A palavra instantânea │ Consuelo Gobbi (GO)

terça-feira, setembro 24, 2013

Glenn Gould, um dos maiores pianistas do século XX, decidiu certa vez dar a sua música um novo sentido. Era a década de 70 e a gravação em estúdio havia sofrido uma revolução com o advento do audiotape. Em uma atitude inovadora, Gould disponibilizou ao público os registros fonográficos de sua obra prima, a interpretação das Variações Goldberg de Bach. A intenção era que o ouvinte, de posse de uma cópia dos originais, pudesse editar a música de acordo com o que seu ouvido achasse mais agradável ou com o que sua alma exigisse.  Não deu certo, pouca gente tinha equipamento de edição em casa. Mas impressiona a atitude de ruptura do músico, ao oferecer ao público a chance de ressignificar seu trabalho.

Mais de 40 anos depois, o que se vê no atual mundo das Artes é um confronto entre o conformismo passadista arraigado e certos movimentos isolados de ruptura estética. Em literatura, o embate tornou-se evidente. Desde o começo do século passado, quando o freudismo e o marxismo determinaram uma mudança radical das formas de escritura (vide Mallarmè, Valéry, Proust) a literatura ocidental caiu em profundo sono. O romance e a poesia encontraram seu “lugar de estar”, impregnados de uma estética desconstrutiva, do discurso fragmentado, da narração em fluxo de pensamento. Foi muito, mas foi só. Desde então, tem-se uma repetição de fórmulas, mais ou menos criativas, de escritura.

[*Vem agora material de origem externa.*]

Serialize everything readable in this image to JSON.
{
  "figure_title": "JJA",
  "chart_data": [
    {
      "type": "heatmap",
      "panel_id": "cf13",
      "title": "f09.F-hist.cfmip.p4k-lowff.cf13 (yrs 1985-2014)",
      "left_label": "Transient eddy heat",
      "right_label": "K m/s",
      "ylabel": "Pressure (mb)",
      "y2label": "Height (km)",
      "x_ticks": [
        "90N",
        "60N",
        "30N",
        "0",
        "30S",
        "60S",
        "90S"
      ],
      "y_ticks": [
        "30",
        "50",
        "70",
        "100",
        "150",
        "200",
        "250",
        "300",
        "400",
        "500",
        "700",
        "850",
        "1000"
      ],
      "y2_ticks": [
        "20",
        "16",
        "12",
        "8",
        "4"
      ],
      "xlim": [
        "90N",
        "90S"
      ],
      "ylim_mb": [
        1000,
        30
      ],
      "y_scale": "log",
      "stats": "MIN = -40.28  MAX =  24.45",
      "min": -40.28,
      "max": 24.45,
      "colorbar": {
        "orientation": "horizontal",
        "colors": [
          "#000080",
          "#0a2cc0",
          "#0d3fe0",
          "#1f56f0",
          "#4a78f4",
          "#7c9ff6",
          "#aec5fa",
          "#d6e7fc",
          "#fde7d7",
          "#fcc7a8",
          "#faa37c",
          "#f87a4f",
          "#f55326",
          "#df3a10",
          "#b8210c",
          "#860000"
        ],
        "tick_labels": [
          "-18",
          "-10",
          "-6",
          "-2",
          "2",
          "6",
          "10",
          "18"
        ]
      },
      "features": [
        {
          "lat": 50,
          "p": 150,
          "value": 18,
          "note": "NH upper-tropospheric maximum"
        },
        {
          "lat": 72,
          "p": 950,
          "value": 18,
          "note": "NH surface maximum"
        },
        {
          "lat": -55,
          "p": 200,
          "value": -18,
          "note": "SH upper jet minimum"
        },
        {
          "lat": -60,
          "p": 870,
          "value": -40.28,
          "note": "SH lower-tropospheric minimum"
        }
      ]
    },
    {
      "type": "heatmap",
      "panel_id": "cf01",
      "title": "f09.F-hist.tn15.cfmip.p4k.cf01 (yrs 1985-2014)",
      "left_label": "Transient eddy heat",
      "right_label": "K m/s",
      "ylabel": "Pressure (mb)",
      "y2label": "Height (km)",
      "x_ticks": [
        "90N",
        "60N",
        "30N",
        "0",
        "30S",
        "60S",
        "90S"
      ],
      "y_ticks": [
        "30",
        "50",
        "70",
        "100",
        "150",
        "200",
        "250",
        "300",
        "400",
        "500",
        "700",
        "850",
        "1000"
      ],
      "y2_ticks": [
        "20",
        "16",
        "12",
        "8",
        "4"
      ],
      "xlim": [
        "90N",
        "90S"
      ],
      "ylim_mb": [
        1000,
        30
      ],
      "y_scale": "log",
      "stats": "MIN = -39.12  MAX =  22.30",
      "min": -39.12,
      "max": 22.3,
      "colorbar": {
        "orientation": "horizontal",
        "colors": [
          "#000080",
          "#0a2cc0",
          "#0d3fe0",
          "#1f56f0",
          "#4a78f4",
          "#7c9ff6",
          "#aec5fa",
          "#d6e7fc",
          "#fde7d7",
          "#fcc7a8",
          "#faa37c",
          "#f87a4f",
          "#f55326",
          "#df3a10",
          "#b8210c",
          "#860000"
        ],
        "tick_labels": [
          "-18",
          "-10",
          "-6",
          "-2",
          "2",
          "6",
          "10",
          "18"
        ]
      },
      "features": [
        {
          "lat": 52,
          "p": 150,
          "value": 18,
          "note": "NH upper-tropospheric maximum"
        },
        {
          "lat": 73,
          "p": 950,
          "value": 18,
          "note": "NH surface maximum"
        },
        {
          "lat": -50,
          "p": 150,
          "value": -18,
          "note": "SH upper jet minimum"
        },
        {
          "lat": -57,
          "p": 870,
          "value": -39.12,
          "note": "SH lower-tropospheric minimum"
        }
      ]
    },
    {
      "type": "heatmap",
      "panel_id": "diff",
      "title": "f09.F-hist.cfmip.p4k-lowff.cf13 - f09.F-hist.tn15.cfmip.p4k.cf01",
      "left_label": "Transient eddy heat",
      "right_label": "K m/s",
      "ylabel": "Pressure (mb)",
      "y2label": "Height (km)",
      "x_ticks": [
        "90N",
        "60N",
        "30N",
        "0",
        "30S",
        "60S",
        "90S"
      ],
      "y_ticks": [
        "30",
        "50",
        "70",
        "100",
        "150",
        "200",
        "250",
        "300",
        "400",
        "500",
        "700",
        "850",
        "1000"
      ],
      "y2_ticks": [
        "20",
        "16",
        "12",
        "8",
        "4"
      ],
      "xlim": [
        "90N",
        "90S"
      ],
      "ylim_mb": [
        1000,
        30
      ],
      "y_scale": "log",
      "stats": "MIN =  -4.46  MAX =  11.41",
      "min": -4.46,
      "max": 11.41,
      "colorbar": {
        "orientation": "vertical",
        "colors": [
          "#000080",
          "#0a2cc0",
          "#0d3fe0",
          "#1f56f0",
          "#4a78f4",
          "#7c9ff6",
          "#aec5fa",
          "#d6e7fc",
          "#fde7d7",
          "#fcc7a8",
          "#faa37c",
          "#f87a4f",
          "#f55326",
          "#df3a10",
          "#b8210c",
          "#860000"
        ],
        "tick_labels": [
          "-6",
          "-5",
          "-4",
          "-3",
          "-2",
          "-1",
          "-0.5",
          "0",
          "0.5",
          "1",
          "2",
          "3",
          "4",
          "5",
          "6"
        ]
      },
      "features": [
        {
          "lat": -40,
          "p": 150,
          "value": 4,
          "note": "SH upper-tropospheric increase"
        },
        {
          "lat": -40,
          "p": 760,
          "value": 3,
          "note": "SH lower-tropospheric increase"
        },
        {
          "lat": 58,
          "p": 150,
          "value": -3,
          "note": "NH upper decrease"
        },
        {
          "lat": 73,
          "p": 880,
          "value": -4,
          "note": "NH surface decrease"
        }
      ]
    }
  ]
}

Acontece que o leitor mudou e a literatura entrou em crise. Quem lê, ouve, vê, sente não se satisfaz mais com uma posição passiva em relação à obra, ele quer reagir, quer reinterpretar, participar do processo artístico. Eis a crise do escritor que não é lido. E não é lido porque a tal “literatura moderna” não encontra mais ressonância no leitor. Textos escritos, musicados, filmados continuam sendo editados como obras “acabadas” e estanques, sólidos como hieróglifos egípcios. Impossibilitado de reagir diante da obra, ao leitor resta um prazer de consumo e ele consome o que lhe oferecem, sem filtros críticos.

Até que, então, nos deparamos com textos disparados de espaços telemáticos e simbólicos (blogs, redes sociais, aplicativos da telefonia móvel). Em multiplicação viral, percorrem milhares de milhas virtuais, chegam com uma antecedência desconcertante e nos pegam desprevenidos. Rapidamente, a “obra” – até pouco tempo uma estrutura palpável a ocupar um lugar na estante da biblioteca – reconfigura-se em “dobras”: cinema, fotografia, dança, música, body art, street art. Falo do romance literário de ficção, Sem Palavras, escrito pela jornalista Larissa Mundim e pela historiadora Valentina Prado.

À autora, unem-se dezenas de colaboradores, talentos e visões nitidamente diversas, ajuntamento tão complexo e democrático que recebe um nome que seria original, não fosse a obviedade do sentido: Coletivo Esfinge (decifra-me ou devoro-te). Identidade plural, vida dupla, acaso objetivo, geometria variável. Nessa circunstância, o texto adquire uma amplitude e uma força que não conseguimos medir. Finalmente, o monopólio da fala cai por terra, uma terra de ninguém e de todos e a palavra se liberta do velho jugo. Podemos chamar de estilo? Creio que não. O fenômeno exposto aqui não cabe em uma definição pré-estabelecida a não ser esta: literatura. Sim, porque a ficção é a matéria desta aventura.

Para quem está de fora, a visão que se tem é fragmentada, uma impressão desolada de quem perdeu o trem e vê de longe apenas a fumaça do que foi. Pois trata-se de viver a ficção no momento exato em que ela está lá, de conviver com a consciência de que não vai acontecer de novo do mesmo jeito. A ciberliteratura exige novos leitores, na certeza de que não se pode retroceder. Algo já foi rompido, para sempre.

Consuelo Gobbi é jornalista, coordenadora da PUCTV, professora da PUC-GO, mestranda em crítica literária, observadora do nosso Tempo.


Artigo publicado no jornal O Popular, em 19 de setembro de 2013.